Asked about the numbers — how, in a district she lost by 15 points, Cobb thinks she can find a majority of votes — Cobb said it is early in the campaign to discuss the nitty gritty.
“That we’ll keep looking at,” she said. At this point, “It’s about making those relationships.”
In the meantime, she plans to keep traveling and highlighting what she sees as Stefanik’s failures.
“She voted to support a taxpayer-funded lawsuit against people with pre-existing conditions,” Cobb said. “She says she cares about Social Security, she says she cares about the environment, and yet …”

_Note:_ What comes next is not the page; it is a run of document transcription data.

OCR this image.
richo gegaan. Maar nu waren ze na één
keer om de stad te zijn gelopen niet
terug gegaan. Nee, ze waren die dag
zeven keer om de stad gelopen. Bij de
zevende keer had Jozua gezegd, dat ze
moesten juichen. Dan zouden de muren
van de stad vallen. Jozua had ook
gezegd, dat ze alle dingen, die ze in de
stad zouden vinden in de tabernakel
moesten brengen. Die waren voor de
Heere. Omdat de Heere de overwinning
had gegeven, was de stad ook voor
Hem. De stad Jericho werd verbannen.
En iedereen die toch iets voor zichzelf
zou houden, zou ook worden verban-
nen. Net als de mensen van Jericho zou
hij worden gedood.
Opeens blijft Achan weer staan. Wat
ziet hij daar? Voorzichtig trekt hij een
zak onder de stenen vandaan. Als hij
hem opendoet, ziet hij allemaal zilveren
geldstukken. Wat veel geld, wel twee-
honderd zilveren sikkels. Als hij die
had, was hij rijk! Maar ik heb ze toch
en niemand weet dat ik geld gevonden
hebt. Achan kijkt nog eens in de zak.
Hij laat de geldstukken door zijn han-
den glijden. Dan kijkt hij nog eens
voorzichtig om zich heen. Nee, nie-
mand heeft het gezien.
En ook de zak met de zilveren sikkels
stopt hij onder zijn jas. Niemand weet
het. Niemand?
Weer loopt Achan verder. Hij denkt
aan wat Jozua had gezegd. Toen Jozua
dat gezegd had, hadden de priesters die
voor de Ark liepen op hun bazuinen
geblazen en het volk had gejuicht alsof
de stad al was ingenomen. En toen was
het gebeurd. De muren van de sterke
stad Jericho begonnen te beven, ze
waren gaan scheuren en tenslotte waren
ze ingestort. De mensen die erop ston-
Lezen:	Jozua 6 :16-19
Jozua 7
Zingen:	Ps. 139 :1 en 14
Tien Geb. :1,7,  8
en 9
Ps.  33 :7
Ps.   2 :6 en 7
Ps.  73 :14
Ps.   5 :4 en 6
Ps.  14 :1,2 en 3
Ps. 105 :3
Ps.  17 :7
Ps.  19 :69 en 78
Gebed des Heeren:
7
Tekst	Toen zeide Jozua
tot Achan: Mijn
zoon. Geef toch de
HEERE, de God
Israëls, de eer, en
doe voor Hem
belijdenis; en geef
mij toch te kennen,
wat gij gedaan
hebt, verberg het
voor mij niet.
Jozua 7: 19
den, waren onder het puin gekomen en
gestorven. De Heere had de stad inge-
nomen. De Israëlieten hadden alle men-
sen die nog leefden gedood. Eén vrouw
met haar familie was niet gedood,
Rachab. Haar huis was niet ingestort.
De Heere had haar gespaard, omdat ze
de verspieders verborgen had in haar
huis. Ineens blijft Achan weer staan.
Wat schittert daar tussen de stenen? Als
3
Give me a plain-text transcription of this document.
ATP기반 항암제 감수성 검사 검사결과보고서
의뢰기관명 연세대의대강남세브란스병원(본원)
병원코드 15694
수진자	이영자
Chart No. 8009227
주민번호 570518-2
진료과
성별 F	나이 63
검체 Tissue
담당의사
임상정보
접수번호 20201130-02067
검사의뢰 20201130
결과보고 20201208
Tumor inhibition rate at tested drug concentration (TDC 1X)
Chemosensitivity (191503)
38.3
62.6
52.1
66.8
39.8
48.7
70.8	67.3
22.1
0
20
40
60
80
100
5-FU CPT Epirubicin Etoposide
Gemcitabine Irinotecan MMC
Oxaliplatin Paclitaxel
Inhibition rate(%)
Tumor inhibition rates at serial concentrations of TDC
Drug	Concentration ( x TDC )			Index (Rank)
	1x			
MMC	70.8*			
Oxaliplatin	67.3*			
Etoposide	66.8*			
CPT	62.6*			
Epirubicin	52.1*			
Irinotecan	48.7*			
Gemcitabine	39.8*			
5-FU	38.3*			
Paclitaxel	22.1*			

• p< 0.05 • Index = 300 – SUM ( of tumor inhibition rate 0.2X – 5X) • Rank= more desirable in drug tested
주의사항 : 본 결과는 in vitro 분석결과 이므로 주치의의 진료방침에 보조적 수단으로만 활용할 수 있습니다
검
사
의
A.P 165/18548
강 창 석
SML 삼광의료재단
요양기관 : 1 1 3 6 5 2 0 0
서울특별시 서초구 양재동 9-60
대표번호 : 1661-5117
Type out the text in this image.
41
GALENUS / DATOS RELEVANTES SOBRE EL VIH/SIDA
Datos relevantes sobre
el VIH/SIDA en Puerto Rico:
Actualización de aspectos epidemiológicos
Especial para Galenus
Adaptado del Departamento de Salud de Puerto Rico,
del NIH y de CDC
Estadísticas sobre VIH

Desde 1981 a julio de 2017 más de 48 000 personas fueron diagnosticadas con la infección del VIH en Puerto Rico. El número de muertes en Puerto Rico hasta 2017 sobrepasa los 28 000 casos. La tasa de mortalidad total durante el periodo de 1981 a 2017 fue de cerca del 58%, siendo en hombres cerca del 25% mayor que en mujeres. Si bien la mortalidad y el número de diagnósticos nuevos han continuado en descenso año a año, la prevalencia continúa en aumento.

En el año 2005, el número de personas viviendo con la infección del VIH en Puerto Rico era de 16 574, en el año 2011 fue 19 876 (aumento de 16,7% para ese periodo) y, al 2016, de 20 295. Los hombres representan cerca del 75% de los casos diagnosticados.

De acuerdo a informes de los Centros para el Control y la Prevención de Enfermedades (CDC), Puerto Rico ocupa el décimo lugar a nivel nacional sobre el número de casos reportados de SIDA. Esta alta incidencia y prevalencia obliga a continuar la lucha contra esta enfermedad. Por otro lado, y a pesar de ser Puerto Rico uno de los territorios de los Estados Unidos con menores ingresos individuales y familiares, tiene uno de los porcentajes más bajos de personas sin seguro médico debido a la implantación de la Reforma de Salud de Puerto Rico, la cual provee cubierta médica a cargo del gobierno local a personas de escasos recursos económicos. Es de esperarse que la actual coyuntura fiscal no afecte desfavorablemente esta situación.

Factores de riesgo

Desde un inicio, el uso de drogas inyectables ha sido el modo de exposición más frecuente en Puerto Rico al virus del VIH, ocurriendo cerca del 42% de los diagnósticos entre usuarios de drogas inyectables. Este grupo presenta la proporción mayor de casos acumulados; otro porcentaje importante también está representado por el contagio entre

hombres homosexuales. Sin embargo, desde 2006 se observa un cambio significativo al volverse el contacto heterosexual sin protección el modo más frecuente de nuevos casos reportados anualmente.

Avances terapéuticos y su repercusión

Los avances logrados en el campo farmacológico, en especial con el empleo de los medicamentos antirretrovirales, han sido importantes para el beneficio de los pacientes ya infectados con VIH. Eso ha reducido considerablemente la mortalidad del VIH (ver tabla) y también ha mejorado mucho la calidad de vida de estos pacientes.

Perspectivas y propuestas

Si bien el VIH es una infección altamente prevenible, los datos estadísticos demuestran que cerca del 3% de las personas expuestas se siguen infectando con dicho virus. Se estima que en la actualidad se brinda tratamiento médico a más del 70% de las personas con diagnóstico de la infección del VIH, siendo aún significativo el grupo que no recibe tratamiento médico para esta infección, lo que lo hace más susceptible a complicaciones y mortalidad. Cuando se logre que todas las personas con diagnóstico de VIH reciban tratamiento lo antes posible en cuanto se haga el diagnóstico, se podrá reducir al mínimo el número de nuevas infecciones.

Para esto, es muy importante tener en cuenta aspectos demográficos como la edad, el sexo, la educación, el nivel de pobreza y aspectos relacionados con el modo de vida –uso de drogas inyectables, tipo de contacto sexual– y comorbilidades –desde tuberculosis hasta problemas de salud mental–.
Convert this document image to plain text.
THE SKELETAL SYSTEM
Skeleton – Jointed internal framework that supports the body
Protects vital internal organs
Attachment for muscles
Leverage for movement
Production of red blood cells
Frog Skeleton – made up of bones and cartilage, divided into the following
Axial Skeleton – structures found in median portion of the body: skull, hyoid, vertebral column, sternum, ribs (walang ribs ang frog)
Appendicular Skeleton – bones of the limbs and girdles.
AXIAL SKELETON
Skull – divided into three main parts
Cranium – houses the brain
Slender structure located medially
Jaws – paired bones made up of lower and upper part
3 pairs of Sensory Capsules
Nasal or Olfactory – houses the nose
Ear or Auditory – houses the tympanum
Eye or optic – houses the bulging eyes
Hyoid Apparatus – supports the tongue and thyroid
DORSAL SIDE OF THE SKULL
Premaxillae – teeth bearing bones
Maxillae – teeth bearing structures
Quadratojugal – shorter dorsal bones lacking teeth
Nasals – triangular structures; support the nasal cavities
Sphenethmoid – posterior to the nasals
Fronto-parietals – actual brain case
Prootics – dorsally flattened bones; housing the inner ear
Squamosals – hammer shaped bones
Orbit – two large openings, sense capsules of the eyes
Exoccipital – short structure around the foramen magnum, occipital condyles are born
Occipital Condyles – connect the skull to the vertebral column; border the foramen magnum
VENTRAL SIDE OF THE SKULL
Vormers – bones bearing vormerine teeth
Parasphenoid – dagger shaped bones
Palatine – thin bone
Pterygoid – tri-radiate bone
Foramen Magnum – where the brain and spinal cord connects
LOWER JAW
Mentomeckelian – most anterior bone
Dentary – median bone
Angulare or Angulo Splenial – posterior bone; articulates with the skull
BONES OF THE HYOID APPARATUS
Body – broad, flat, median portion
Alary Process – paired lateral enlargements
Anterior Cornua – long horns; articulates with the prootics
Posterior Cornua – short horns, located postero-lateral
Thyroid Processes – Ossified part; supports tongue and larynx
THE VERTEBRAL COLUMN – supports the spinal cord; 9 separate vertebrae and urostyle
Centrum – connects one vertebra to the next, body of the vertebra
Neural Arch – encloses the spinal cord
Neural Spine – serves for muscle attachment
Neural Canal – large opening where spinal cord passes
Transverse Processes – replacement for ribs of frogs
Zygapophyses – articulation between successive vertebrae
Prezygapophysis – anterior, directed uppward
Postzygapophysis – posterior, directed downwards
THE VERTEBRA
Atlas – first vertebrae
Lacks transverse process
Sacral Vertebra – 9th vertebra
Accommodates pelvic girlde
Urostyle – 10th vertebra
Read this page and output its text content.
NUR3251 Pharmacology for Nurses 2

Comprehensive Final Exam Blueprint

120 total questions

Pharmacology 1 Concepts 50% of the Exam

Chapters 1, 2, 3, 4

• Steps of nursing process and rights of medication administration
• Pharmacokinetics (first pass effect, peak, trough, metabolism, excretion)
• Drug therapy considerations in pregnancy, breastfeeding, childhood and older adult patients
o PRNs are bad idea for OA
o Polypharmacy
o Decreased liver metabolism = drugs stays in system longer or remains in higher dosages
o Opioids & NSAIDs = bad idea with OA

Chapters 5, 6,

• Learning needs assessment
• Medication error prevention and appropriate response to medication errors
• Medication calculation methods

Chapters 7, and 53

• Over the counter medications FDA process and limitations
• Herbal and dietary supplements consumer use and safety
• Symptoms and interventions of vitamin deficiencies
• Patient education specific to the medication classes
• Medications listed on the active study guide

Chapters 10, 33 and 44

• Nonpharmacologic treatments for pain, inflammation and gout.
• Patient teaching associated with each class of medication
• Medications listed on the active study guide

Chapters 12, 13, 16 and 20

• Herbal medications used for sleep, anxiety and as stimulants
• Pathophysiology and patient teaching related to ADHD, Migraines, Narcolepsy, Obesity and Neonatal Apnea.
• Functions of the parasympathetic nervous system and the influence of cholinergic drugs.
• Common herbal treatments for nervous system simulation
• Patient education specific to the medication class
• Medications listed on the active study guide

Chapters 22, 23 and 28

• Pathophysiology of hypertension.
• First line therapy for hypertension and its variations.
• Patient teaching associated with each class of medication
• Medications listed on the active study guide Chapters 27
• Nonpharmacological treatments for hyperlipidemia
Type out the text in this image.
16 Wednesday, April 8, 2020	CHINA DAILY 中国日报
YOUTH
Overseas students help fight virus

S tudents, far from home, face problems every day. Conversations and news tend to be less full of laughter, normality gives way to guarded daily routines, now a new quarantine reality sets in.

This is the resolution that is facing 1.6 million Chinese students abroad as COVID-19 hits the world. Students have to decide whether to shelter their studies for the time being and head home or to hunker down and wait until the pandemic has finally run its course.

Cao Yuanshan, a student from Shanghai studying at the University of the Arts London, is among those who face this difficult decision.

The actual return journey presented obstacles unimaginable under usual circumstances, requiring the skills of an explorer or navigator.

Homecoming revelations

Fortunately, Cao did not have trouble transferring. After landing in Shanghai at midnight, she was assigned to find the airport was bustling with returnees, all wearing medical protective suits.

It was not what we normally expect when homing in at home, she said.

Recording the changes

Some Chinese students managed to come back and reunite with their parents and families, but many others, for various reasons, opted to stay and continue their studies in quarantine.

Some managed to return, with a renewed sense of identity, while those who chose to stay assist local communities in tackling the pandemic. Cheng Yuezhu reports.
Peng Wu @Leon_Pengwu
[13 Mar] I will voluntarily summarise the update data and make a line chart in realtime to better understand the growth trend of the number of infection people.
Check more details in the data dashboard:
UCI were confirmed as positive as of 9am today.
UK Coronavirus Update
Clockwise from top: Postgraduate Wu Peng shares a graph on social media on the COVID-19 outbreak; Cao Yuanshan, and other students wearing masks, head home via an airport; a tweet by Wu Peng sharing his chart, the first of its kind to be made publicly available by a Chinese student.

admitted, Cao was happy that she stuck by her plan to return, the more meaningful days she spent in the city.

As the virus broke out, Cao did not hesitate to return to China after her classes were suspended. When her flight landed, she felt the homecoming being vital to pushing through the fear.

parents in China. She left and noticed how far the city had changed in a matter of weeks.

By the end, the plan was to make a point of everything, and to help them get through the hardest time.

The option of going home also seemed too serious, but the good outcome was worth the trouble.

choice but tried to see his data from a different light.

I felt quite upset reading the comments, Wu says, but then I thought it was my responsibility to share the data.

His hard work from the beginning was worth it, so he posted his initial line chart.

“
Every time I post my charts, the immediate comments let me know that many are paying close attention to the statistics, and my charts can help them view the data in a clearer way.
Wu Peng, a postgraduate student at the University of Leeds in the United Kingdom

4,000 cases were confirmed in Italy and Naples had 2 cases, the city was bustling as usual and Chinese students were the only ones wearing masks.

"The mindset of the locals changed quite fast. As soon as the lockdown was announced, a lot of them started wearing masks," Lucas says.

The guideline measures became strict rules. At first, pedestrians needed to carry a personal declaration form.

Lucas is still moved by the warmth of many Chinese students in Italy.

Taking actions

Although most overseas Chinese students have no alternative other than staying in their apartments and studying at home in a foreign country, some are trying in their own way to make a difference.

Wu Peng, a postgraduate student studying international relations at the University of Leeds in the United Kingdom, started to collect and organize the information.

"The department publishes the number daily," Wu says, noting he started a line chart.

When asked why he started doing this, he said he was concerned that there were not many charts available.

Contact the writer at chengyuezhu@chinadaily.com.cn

Stefanik did vote against blocking such a lawsuit in an amendment to H.R. 3055, the Commerce, Justice, Science, and Related Agencies Appropriations Act. Amendment No. 89 would prevent the federal government from spending money on any lawsuit to rule the Affordable Care Act unconstitutional. The vote on the amendment was 238-194, with four Republicans voting for it and the rest, including Stefanik, opposing it.
Stefanik has said her record shows support for health care in the district.
“Congresswoman Stefanik has delivered over $27 million to support rural hospitals, was the leading national voice on funding community health centers, and wrote the biggest fix to Obamacare signed into law,” Alcivar wrote. “As health care premiums and deductibles continue to skyrocket for North Country families, Tedra Cobb has doubled down on her support for expanding Obamacare into the government take over of single payer health care.”
Last year Cobb said she was open to a variety of options on medical care, including single-payer health care or an expansion of the Affordable Care Act. This year, she said that she supports a public option, letting people buy into government-run insurance like Medicare or keep their private insurance as they choose. She has also updated some of her other positions — she told the Times that she is against an assault weapons ban after never fully clarifying her position in 2018.
“I don’t think that is going to be the way to prevent the gun violence epidemic,” she said.
Instead, she said she supports universal background checks and expanded mental health care.
“This district has the highest suicide rate in the state,” Cobb said. “We don’t have enough counselors; we don’t have enough insurance providers who cover mental health.”
There is one issue Cobb does not want to discuss at the moment — whether the House should impeach President Donald Trump.
“I am running against Elise Stefanik,” she said. “My goal is to represent the people in NY-21.”
Without any Democratic rivals apparent, Cobb is making connections and working with Democrats inside and outside the district. Inside, she is working with some candidates for local office, including some of her prior rivals in the last primary. She is also keeping in touch with national Democratic organizations.
“I have always communicated with them and will continue to do that,” Cobb said. “At the end, we’ll be running our own race.”
And while some things have changed since she ran in 2018, her main reason for running — Stefanik’s votes on the Affordable Care Act and a belief in accessible health care — remain the same.
“That’s why I got into the race,” Cobb said. “And that’s why I continue to run.”